Bizi temsil eden kolyeler yalnız saraydakileri değil, halkı da ilgilendiriyordu. Şu an kraliçe büyük anne olabilirdi, ama bu her zaman böyle olmayacaktı elbette. Kraliçe öldüğünde tahta geçecek olanlar tabii ki varisleri olacaktı. Tahta kimin geçeceğini saraydakilerin acımasız taht savaşları belirlese de, halkın kimin yanında olması da çok önemliydi.

 

Goston Sarayı'nda şu an hüküm süren 5 soy vardı. Her bir kolye bu soyun simgeliyordu. Kraliçe büyük 3 soya sahip olarak sarayda egemenliği korusa da, gelecekte ne olacağı kesin değildi. Kendi soyunu temsil eden kolye olmadan kimse seni ne bir prenses, ne de bir varis gibi kabul ederdi. Ve bana geçmişimi, kendimi hatırlatan son şeyi de kaybetmiştim. Sıkıntıyla iç çekip, ayağa kalktım. Berbat haldeydim kesinlikle. Kıyafetim ve saçım pislik içindeydi.

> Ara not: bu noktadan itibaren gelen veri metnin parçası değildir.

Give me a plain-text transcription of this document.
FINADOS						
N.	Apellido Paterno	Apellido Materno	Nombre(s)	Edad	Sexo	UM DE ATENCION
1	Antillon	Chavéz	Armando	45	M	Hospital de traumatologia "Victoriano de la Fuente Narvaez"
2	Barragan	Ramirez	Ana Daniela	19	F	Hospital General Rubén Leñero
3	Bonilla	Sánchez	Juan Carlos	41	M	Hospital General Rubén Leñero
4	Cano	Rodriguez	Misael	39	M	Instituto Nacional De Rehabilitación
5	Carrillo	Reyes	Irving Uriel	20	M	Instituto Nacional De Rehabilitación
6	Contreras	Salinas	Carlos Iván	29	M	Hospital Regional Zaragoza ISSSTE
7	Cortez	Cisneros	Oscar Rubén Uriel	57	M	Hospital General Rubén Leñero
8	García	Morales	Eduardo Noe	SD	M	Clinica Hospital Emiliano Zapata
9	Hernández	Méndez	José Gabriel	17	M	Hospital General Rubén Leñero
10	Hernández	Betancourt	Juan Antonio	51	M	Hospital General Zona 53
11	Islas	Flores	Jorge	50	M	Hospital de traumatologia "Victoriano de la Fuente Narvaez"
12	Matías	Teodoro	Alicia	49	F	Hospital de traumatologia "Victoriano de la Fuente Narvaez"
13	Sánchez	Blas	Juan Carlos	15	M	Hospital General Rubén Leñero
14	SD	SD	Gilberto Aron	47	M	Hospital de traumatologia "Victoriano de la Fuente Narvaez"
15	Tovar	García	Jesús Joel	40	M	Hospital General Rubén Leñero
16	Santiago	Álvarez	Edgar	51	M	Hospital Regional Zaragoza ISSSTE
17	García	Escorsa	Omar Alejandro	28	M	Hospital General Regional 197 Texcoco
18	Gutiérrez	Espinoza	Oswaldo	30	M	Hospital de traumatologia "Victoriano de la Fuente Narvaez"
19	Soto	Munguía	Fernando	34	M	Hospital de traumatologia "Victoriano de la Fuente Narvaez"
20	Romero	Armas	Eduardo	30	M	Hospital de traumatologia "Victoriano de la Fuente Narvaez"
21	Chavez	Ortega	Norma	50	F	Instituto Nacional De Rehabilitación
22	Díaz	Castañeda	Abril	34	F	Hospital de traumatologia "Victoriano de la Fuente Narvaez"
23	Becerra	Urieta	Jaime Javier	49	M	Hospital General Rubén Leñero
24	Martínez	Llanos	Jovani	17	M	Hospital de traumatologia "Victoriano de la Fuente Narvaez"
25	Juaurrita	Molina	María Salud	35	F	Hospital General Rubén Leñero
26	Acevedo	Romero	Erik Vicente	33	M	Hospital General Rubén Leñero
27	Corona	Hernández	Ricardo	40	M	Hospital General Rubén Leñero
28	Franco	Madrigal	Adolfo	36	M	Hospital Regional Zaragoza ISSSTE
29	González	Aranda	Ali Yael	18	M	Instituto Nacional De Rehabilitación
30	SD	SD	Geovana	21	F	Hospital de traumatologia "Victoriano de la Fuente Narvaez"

Pislik herif bildiğin beni samanlığın içine atmış gitmişdi.

 

Bir suikastçıdan ne bekliyordum ki? Dayım kesin beni çok merak etmiştir. Tam bir haftadır ortada yoktum. Bu halde beni görürse, adamcağızın kalbine inerdi. Kendime biraz çeki düzen verdikten sonra hızla çiftliğe doğru yürüdüm. İşte oradaydı, dayım yine bahçede uğraşıyordu. Kafası karışmışken gizlice eve girmeyi düşündüm. En azından bileklerimi kapayan bir şeyler giyip, pislik içindeki kıyafetlerimden kurtulabilirdim. Yavaş adımlarla eve doğru ilerlerken, başarısız oldum. Dayımın korku ve heyecanla çıkan sesiyle ona dönmüşdüm.

 

"Vanessa?" Bahçede uğraşmak yüzünden kan ter içinde kalmıştı adamcağız. Bu uşaklar neredeydi ki? Kaç defa söyledim çiftlikle tek başına uğraşmamasını.

 

"Peter" Onu sinirlendirdiğimde yumuşaması için hep adıyla selenirdim. Elindekileri yere atıp hızla yanıma geldi.

 

"Neredeydin sen? Bu halin ne, Vanessa? Seni ne kadar merak ettiğimi biliyormusun? Seni aramak için o lanet olası şehre bile gitdim."

 

Ne Gastonmu gitmişti, bu onun için çok zor olmalıydı. Gerçekten çok endişeli görünüyordu. Onu daha fazla endişelendirmemek için, gülümseyerek ve neşeli bir ses tonuyla konuşmaya başladım.

 

"İyiyim Peter, merak etme. Seni endişelendirdiğim için üzgünüm. Hadi eve geçelim, her şeyi anlatacağım."

 

Eve girdiğimizde hızla banyo yaparak, üzerimdeki kan kokusundan kurtulmaya çalıştım. Odama geldiğimde dayım yaralarımı pansuman yapmak için bekliyordu. "Hadi geç otur, bileklerin çok kötü olmuş. Kim yaptı bunu?"

 

Derin bir iç çektim, her şeyi şimdi anlatma kararı almıştım.

 

"Peter, konuşmamız gerekiyor."

 

Söylediklerimle kaşları çatılmışdı. Endişeli bir ifadeyle beni dinlemeye başladı. Dayım zaten Gaston Sarayına girmenin yollarını aradığımı biliyordu. Saraya girmek için Danielle ile anlaşma yaptığımı söylediğimde sinirle beni azarlamaya başladı.

 

"Delirdin mi sen? Bir azrail ile nasıl anlaşma yaparsın? İntikamını anlıyorum Vanessa, ailenin ve sana yapılanların hesabını sormak istiyorsun. Ama bu akılsızlık, kızım. Saraya gitmek senin için tehlikeli. O sarayın nasıl bir yer olduğunu, taht için neler yapabileceklerini daha görmedin sen."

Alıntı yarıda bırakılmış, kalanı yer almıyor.